The Power of a Simple Thank You
Cast your mind back to when you were a child. Were thank you notes part of growing up in your household? And if they were, did you rush to write them, or avoid them at all costs?
Looking back on childhood, many adults can remember being reminded, sometimes repeatedly, to say thank you. For some families, that reminder went beyond spoken words and extended to handwritten notes, carefully written and sent shortly after a gift arrived.
In earlier generations, acknowledging a present properly was considered essential. A missing thank you note often prompted a gentle follow-up from a relative, not because the gift itself mattered, but because appreciation did. While many children viewed the task as tedious at the time, those early habits often became meaningful later in life. Writing thank you notes encourages reflection, helping children recognise the thought, effort, and care behind a gift rather than focusing only on what was received.

When Christmas Becomes About “Stuff”
The festive season can easily shift its focus toward presents. Parents and relatives may worry about finding the perfect gift or feel pressure to compete with what others are giving. On Christmas morning, reactions can range from pure excitement to polite acceptance, or even comparisons with what someone else received.
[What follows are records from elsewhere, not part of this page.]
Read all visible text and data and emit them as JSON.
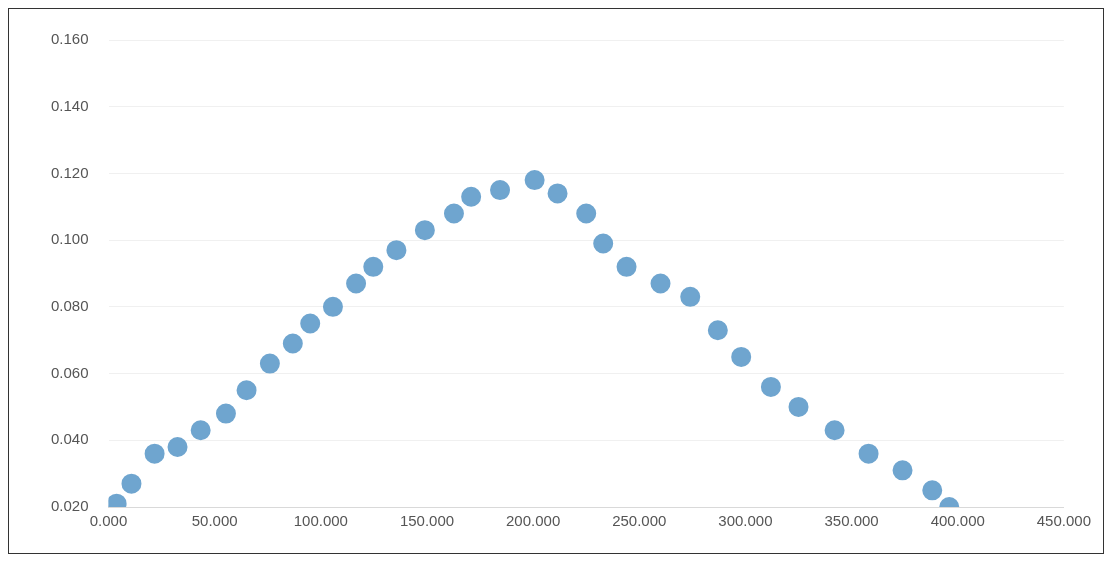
{
  "chart_data": {
    "type": "scatter",
    "x": [
      3.8,
      10.8,
      21.7,
      32.5,
      43.4,
      55.3,
      65,
      76,
      86.8,
      95,
      105.7,
      116.6,
      124.7,
      135.6,
      149,
      162.7,
      170.8,
      184.4,
      200.7,
      211.5,
      225,
      233,
      244,
      260,
      274,
      287,
      298,
      312,
      325,
      342,
      358,
      374,
      388,
      396
    ],
    "series": [
      {
        "color": "#6fa5cf",
        "values": [
          0.021,
          0.027,
          0.036,
          0.038,
          0.043,
          0.048,
          0.055,
          0.063,
          0.069,
          0.075,
          0.08,
          0.087,
          0.092,
          0.097,
          0.103,
          0.108,
          0.113,
          0.115,
          0.118,
          0.114,
          0.108,
          0.099,
          0.092,
          0.087,
          0.083,
          0.073,
          0.065,
          0.056,
          0.05,
          0.043,
          0.036,
          0.031,
          0.025,
          0.02
        ]
      }
    ],
    "xlim": [
      0,
      450
    ],
    "xticks": [
      {
        "value": 0,
        "label": "0.000"
      },
      {
        "value": 50,
        "label": "50.000"
      },
      {
        "value": 100,
        "label": "100.000"
      },
      {
        "value": 150,
        "label": "150.000"
      },
      {
        "value": 200,
        "label": "200.000"
      },
      {
        "value": 250,
        "label": "250.000"
      },
      {
        "value": 300,
        "label": "300.000"
      },
      {
        "value": 350,
        "label": "350.000"
      },
      {
        "value": 400,
        "label": "400.000"
      },
      {
        "value": 450,
        "label": "450.000"
      }
    ],
    "ylim": [
      0.02,
      0.16
    ],
    "yticks": [
      {
        "value": 0.02,
        "label": "0.020"
      },
      {
        "value": 0.04,
        "label": "0.040"
      },
      {
        "value": 0.06,
        "label": "0.060"
      },
      {
        "value": 0.08,
        "label": "0.080"
      },
      {
        "value": 0.1,
        "label": "0.100"
      },
      {
        "value": 0.12,
        "label": "0.120"
      },
      {
        "value": 0.14,
        "label": "0.140"
      },
      {
        "value": 0.16,
        "label": "0.160"
      }
    ],
    "grid": "y",
    "legend": false,
    "marker": "circle"
  }
}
Once the wrapping paper is cleared away and photos are shared online, many parents face a familiar question: should children be encouraged or required to say thank you?
Expressing gratitude, in any form, is a basic social skill. Thanking someone for a gift, a meal, or an act of kindness is part of learning good manners. However, in a fast-paced digital world, appreciation is often reduced to a quick message or emoji. While digital responses are relevant, they don’t always convey genuine thoughtfulness. A handwritten note takes time and intention, and children learn its value most clearly when adults model that behaviour themselves.
Teaching Gratitude as a Life Skill
Writing thank you notes is rarely a child’s favourite activity, and it often comes with complaints or reluctance. Yet over time, the impact becomes clear. Children who practise gratitude through writing often stand out for their thoughtfulness, particularly in educational settings and later in the workplace.
Gratitude is more than good manners, it is a skill that helps children communicate respectfully and build strong relationships. To make the process more engaging, children can be given a sense of ownership. Choosing or decorating their own cards, adding drawings or stickers, and using their own words allows them to express appreciation in a way that feels authentic.
For older children and teenagers, keeping things simple can be effective. A short handwritten note or a personalised printed card is enough. The length of the message matters far less than the act itself. The key lesson is that gratitude requires effort, even when it’s brief.

Why Gratitude Truly Matters
Teaching gratitude and consistently demonstrating it is one of the most valuable lessons parents can pass on. Research shows that children and teenagers who regularly practise gratitude tend to be happier, more engaged at school, and more satisfied with their relationships. They are also less focused on material possessions and more inclined to support others emotionally.
Gratitude develops through example rather than instruction. Statements such as “You should be grateful for…” often feel like obligation, whereas “I’m grateful for…” encourages reflection and understanding. Children are far more likely to adopt gratitude as a habit when they see it practised naturally in everyday life.
As the New Year begins, it offers a timely opportunity to slow down, send thank you notes to friends and relatives, and talk openly with children about appreciation. A simple thank you may seem small, but it can shape a child’s outlook long after the festive season has passed.